Reputation: 95
Let's say I have a vector of probabilities
> probs <- c(0.2, 0.3, 0.5, 0.7, 0.8, 0.9)
> probs
[1] 0.2 0.3 0.5 0.7 0.8 0.9
I want to classify each element as positive or negative by comparing it to some threshold value (for sake of argument let's say that element with probability >= threshold will be classified as positive, otherwise it is considered negative). I don't know what value of threshold I want to use, but I know I want exactly 3 elements to be classified as positive.
My own solution would be to go over all probabilities and try to use each one as a threshold value and test if it would result in the desired number of positives.
> sum(probs >= 0.2)
[1] 6
> sum(probs >= 0.3)
[1] 5
> sum(probs >= 0.5)
[1] 4
> sum(probs >= 0.7)
[1] 3
Is there any function in R (libraries included) that would offer that functionality out-of-the-box?

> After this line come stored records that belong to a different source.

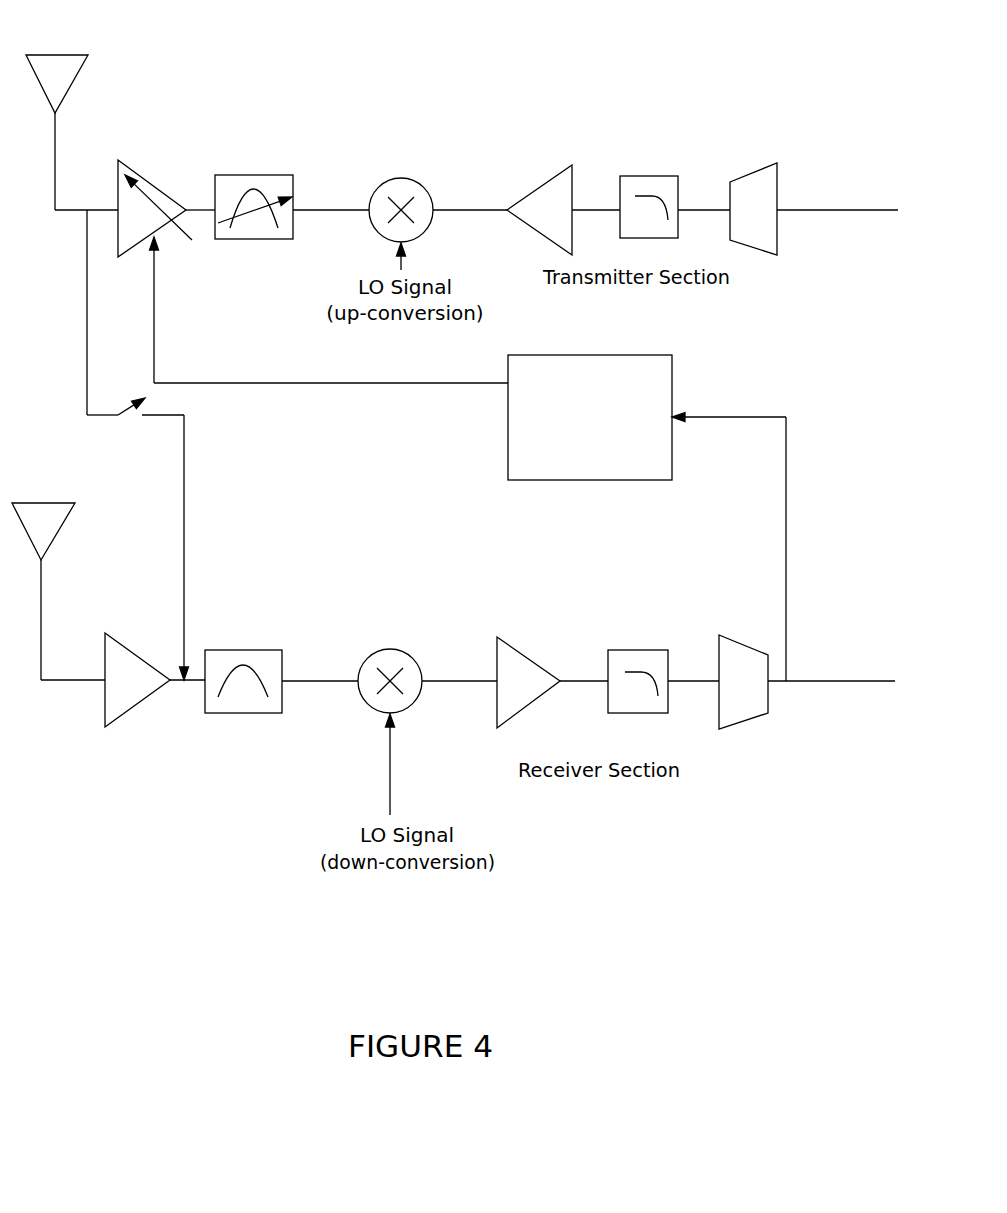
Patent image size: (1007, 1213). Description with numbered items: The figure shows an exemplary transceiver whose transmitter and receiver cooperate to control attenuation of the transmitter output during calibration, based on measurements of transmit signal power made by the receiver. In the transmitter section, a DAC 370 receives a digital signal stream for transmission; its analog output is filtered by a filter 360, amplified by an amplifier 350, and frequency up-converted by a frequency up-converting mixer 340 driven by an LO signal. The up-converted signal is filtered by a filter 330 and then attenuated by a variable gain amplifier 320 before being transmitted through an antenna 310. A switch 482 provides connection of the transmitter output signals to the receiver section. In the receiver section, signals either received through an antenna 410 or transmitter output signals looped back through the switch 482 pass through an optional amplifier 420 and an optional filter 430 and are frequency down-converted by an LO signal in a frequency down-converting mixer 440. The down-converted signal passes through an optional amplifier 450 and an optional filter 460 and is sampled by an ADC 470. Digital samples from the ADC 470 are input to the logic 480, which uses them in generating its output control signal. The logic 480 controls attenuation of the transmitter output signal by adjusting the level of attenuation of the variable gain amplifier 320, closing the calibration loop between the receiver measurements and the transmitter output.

The antenna 310 is at (92, 66).
The variable gain amplifier 320 is at (169, 156).
The filter 330 is at (243, 172).
The frequency up-converting mixer 340 is at (392, 175).
The amplifier 350 is at (554, 178).
The filter 360 is at (647, 169).
The DAC 370 is at (757, 172).
The antenna 410 is at (68, 516).
The amplifier 420 is at (121, 647).
The filter 430 is at (280, 717).
The frequency down-converting mixer 440 is at (382, 645).
The amplifier 450 is at (514, 652).
The filter 460 is at (636, 642).
The ADC 470 is at (747, 647).
The logic 480 is at (563, 452).
The switch 482 is at (128, 441).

EDIT: This problem has a rather straightforward solution (thus making a dedicated function obsolete), therefore I will accept the top solution, even though it doesn't answer the question
Upvotes: 0
Views: 195
Reputation: 389355
You can sort
the vector in decreasing order and select n
th value
n <- 3
sort(probs, decreasing = TRUE)[n]
#[1] 0.7
with order
probs[order(-probs)[n]]
#[1] 0.7
Upvotes: 1